The outcome will matter beyond our forest. Several owners - individuals and a company - have already taken similar cases to the European Court of Human Rights. But our case before the NSA is the only one in which an animal-protection association argues that compelled hunting violates not just ownership, but also its core values and mission. It may therefore set an important precedent for aligning Polish practice with European human-rights standards and with the Constitutional Tribunal’s 2014 ruling.

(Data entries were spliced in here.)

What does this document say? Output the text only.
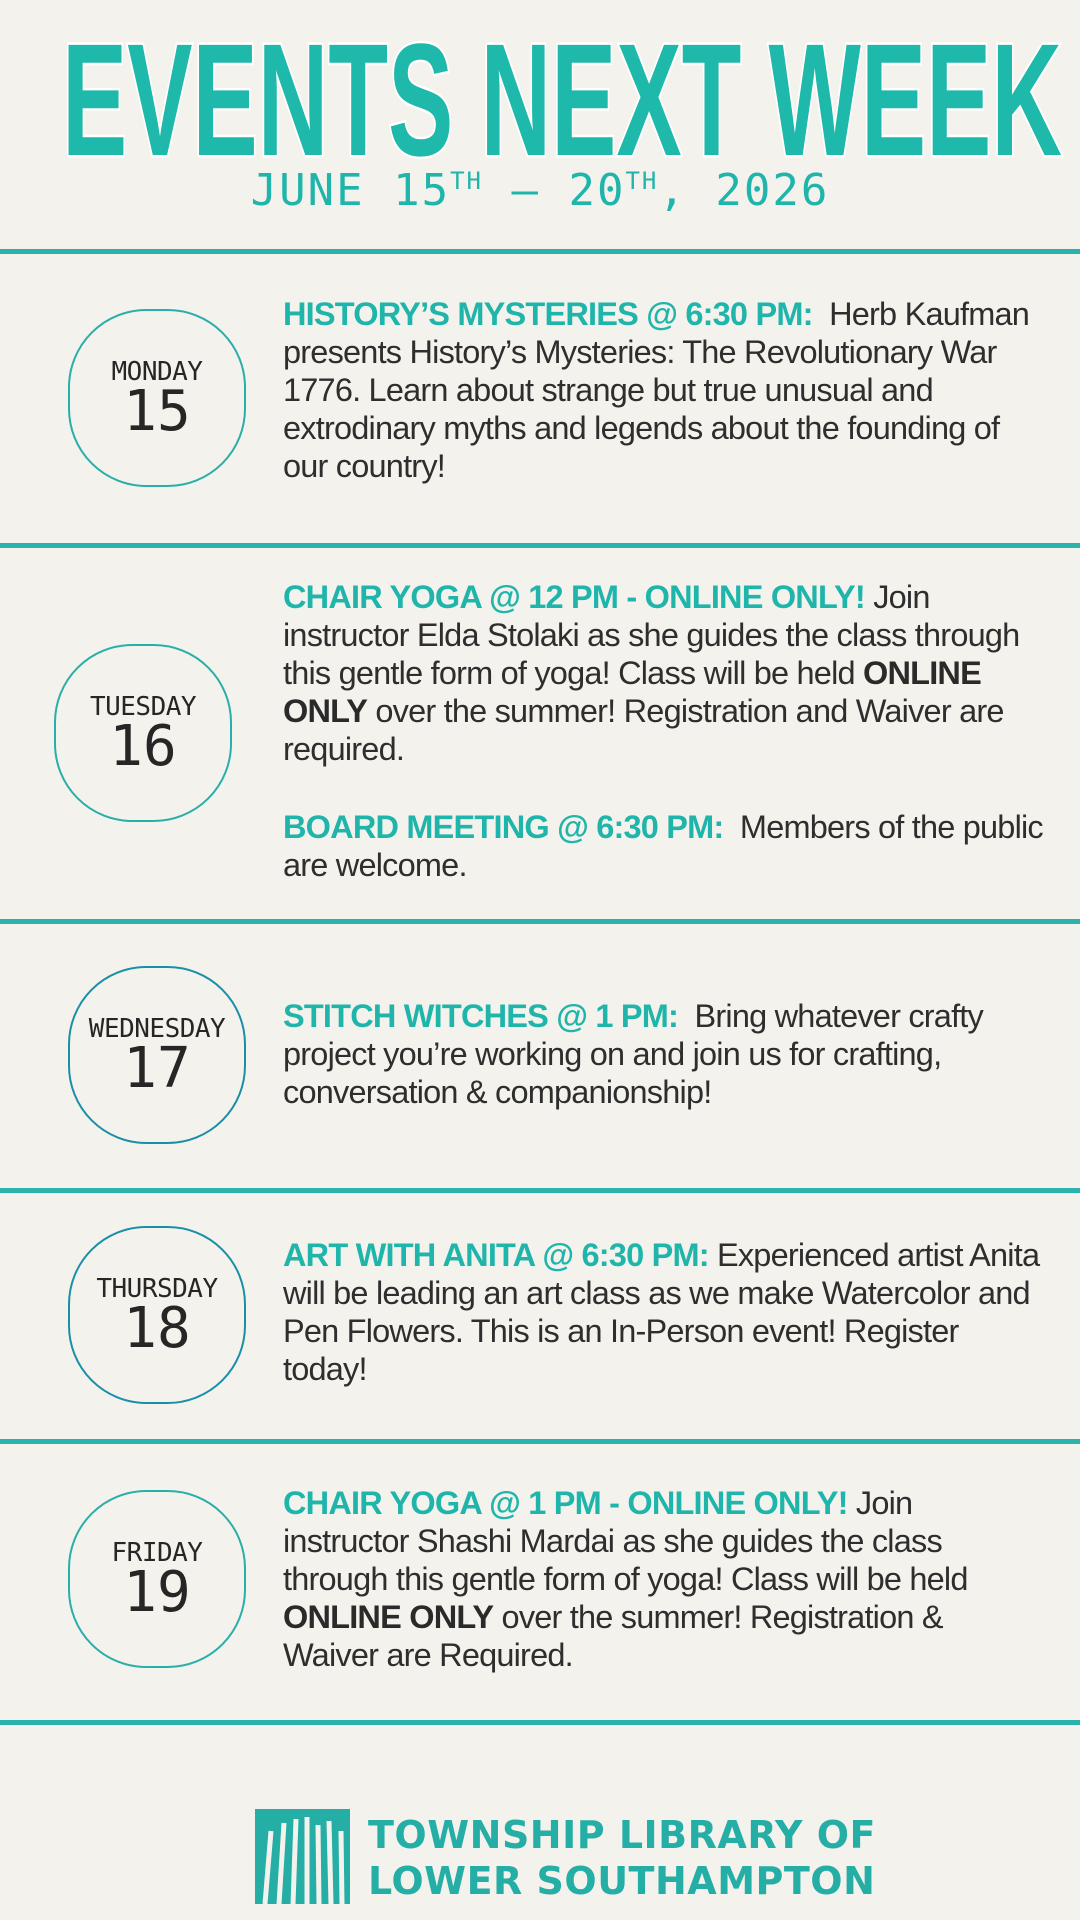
EVENTS NEXT WEEK
JUNE 15TH – 20TH, 2026
MONDAY
15

HISTORY’S MYSTERIES @ 6:30 PM: Herb Kaufman presents History’s Mysteries: The Revolutionary War 1776. Learn about strange but true unusual and extrodinary myths and legends about the founding of our country!

TUESDAY
16

CHAIR YOGA @ 12 PM - ONLINE ONLY! Join instructor Elda Stolaki as she guides the class through this gentle form of yoga! Class will be held ONLINE ONLY over the summer! Registration and Waiver are required.

BOARD MEETING @ 6:30 PM: Members of the public are welcome.

WEDNESDAY
17

STITCH WITCHES @ 1 PM: Bring whatever crafty project you’re working on and join us for crafting, conversation & companionship!

THURSDAY
18

ART WITH ANITA @ 6:30 PM: Experienced artist Anita will be leading an art class as we make Watercolor and Pen Flowers. This is an In-Person event! Register today!

FRIDAY
19

CHAIR YOGA @ 1 PM - ONLINE ONLY! Join instructor Shashi Mardai as she guides the class through this gentle form of yoga! Class will be held ONLINE ONLY over the summer! Registration & Waiver are Required.

TOWNSHIP LIBRARY OF
LOWER SOUTHAMPTON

Transparency matters — and so does impartiality
One more problem surfaced along the way: opacity. In Poland, only members of PZŁ (and, in practice, paying hunting tourists) can kill wild animals in the form of hunting. There is no public register of PZŁ members, so citizens cannot verify whether decision-makers: MPs, ministers, police officers, even judges - are hunters. In our case, one judge listed for our NSA panel turned out to be a PZŁ member; after a motion for recusal, he was excused from the case. Whatever the law says, justice must also be seen to be done.
What we want to change
We believe landowners - including NGOs - must have a meaningful, legally effective way to exclude their property from hunting districts, or at least to veto hunting on their land without jumping through impractical hoops. Authorities must also actually consider owners’ comments when drawing district maps. Finally, the public needs transparency about who is a hunter when laws and decisions concerning hunting are made.
After the NSA hearing on 7 October 2025, we will update this page with the outcome and next steps.